Lake Garfield Working Group October Meeting
Lake Garfield Working Group November News The Lake Garfield Working Group (LGWG) held its monthly meeting at the Monterey Town Hall on October 15. The topic of milfoil mitigation dominated the agenda with a review of the season’s harvesting and a look towards funding for future endeavors.
To date there have been four separate sessions of mechanical weed harvesting done by diver-assisted suction harvesting (DASH) conducted by New England Aquatics. The first session, in June of 2015, paid for by the Friends of Lake Garfield, removed one-tenth of an acre of the first noticeable patch, which a survey the previous year estimated to be two and one-half acres. In 2016 an alarming growth of milfoil raised the question as to whether the use of milfoil-targeting herbicide, used in other local lakes, would prove more cost effective. Out of a desire to avoid the use of herbicides as well as the costly maintenance of weed control incurred by the Lake Buel Tax District, $50,000 was appropriated by town vote for continued mechanical harvesting.
A significant reduction in the patches of milfoil in 2017, possibly due to milfoil eating weevils introduced in prior years, brought welcome relief. That September, following the growing season at the time of least growth, 341 ten-gallon bags of milfoil were harvested and delivered to Gould Farm for composting over the course of thirteen days, at the cost of $22,000. This year, jumping ahead of the growing season, the first DASH session was in early May, paid for with $15,000 previously budgeted by the select board. Currently, as we come to the close of the 2018 season, the report from New England Aquatics indicates that starting September 19, seventy hours of DASH was conducted in two acres over the course of ten days to remove 682 ten-gallon bags of milfoil from the densest patch located north of the narrows, paid for with the remainder of the original $50,000. The full report from New England Aquatics will be available on the town website under the “Departments/ Lake Garfield” page.
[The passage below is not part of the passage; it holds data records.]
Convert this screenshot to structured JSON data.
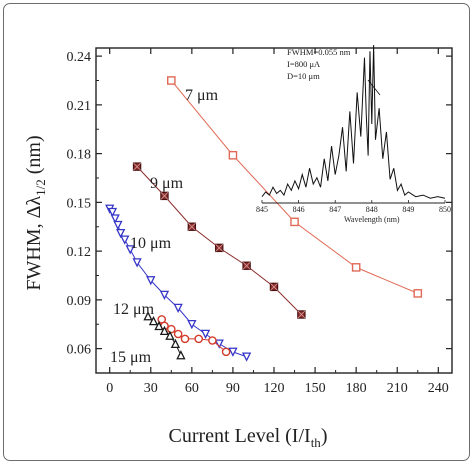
{
  "chart_data": {
    "type": "line",
    "xlabel_main": "Current Level (I/I",
    "xlabel_sub": "th",
    "xlabel_close": ")",
    "ylabel_main": "FWHM, Δλ",
    "ylabel_sub": "1/2",
    "ylabel_unit": " (nm)",
    "xlim": [
      -10,
      250
    ],
    "ylim": [
      0.045,
      0.245
    ],
    "xticks": [
      0,
      30,
      60,
      90,
      120,
      150,
      180,
      210,
      240
    ],
    "yticks": [
      0.06,
      0.09,
      0.12,
      0.15,
      0.18,
      0.21,
      0.24
    ],
    "series": [
      {
        "name": "7 μm",
        "color": "#e06a55",
        "marker": "square-open",
        "x": [
          45,
          90,
          135,
          180,
          225
        ],
        "y": [
          0.225,
          0.179,
          0.138,
          0.11,
          0.094
        ]
      },
      {
        "name": "9 μm",
        "color": "#8b2d2d",
        "marker": "square-filled",
        "x": [
          20,
          40,
          60,
          80,
          100,
          120,
          140
        ],
        "y": [
          0.172,
          0.154,
          0.135,
          0.122,
          0.111,
          0.098,
          0.081
        ]
      },
      {
        "name": "10 μm",
        "color": "#3535c8",
        "marker": "triangle-down",
        "x": [
          0,
          2,
          4,
          6,
          8,
          11,
          15,
          20,
          30,
          40,
          50,
          60,
          70,
          80,
          90,
          100
        ],
        "y": [
          0.146,
          0.144,
          0.14,
          0.136,
          0.131,
          0.127,
          0.121,
          0.113,
          0.102,
          0.093,
          0.085,
          0.075,
          0.069,
          0.063,
          0.058,
          0.055
        ]
      },
      {
        "name": "12 μm",
        "color": "#d43a2a",
        "marker": "circle-open",
        "x": [
          38,
          40,
          45,
          50,
          55,
          65,
          75,
          85
        ],
        "y": [
          0.078,
          0.074,
          0.072,
          0.069,
          0.066,
          0.066,
          0.065,
          0.058
        ]
      },
      {
        "name": "15 μm",
        "color": "#1a1a1a",
        "marker": "triangle-up",
        "x": [
          28,
          32,
          36,
          40,
          44,
          48,
          52
        ],
        "y": [
          0.08,
          0.077,
          0.074,
          0.071,
          0.068,
          0.063,
          0.056
        ]
      }
    ],
    "inset": {
      "xlabel": "Wavelength (nm)",
      "xticks": [
        "845",
        "846",
        "847",
        "848",
        "849",
        "850"
      ],
      "annotation": [
        "FWHM=0.055 nm",
        "I=800 μA",
        "D=10 μm"
      ],
      "xlim": [
        845,
        850
      ],
      "spectrum_x": [
        845.0,
        845.1,
        845.2,
        845.3,
        845.4,
        845.5,
        845.6,
        845.7,
        845.8,
        845.9,
        846.0,
        846.1,
        846.2,
        846.3,
        846.4,
        846.5,
        846.6,
        846.7,
        846.8,
        846.9,
        847.0,
        847.1,
        847.2,
        847.3,
        847.4,
        847.5,
        847.6,
        847.7,
        847.8,
        847.85,
        847.9,
        847.95,
        848.0,
        848.05,
        848.1,
        848.2,
        848.3,
        848.4,
        848.5,
        848.6,
        848.7,
        848.8,
        848.9,
        849.0,
        849.2,
        849.4,
        849.6,
        849.8,
        850.0
      ],
      "spectrum_y": [
        0.04,
        0.07,
        0.05,
        0.1,
        0.06,
        0.08,
        0.05,
        0.12,
        0.08,
        0.14,
        0.09,
        0.18,
        0.1,
        0.22,
        0.12,
        0.16,
        0.1,
        0.28,
        0.14,
        0.36,
        0.18,
        0.3,
        0.48,
        0.2,
        0.58,
        0.25,
        0.7,
        0.42,
        0.92,
        0.55,
        0.3,
        0.96,
        0.5,
        1.0,
        0.4,
        0.6,
        0.28,
        0.45,
        0.15,
        0.22,
        0.08,
        0.12,
        0.05,
        0.07,
        0.04,
        0.05,
        0.03,
        0.04,
        0.03
      ]
    }
  }
}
Recognizing that the continued growth of milfoil will be as constant as the weeds of a garden, the LGWG is currently attempting to define the costs and benefits of controlling this invasive plant at the same time as we look to help the town determine how these efforts can best be funded.
An additional item on the LGWG October agenda concerned the matching grant submitted by the town to the Massachusetts Department of Environmental Protection for the funding of a surface water catchment to mitigate phosphorous runoff into the lake. On October 19 we were informed that the MA DEP had not awarded us the grant, but that they would be conducting a meeting at 2 p.m., November 19, to inform us how best to resubmit the grant for next year.
The next LGWG meeting will be held on Monday, November 19, at 7 p.m., at the town hall, and we encourage all interested parties to attend.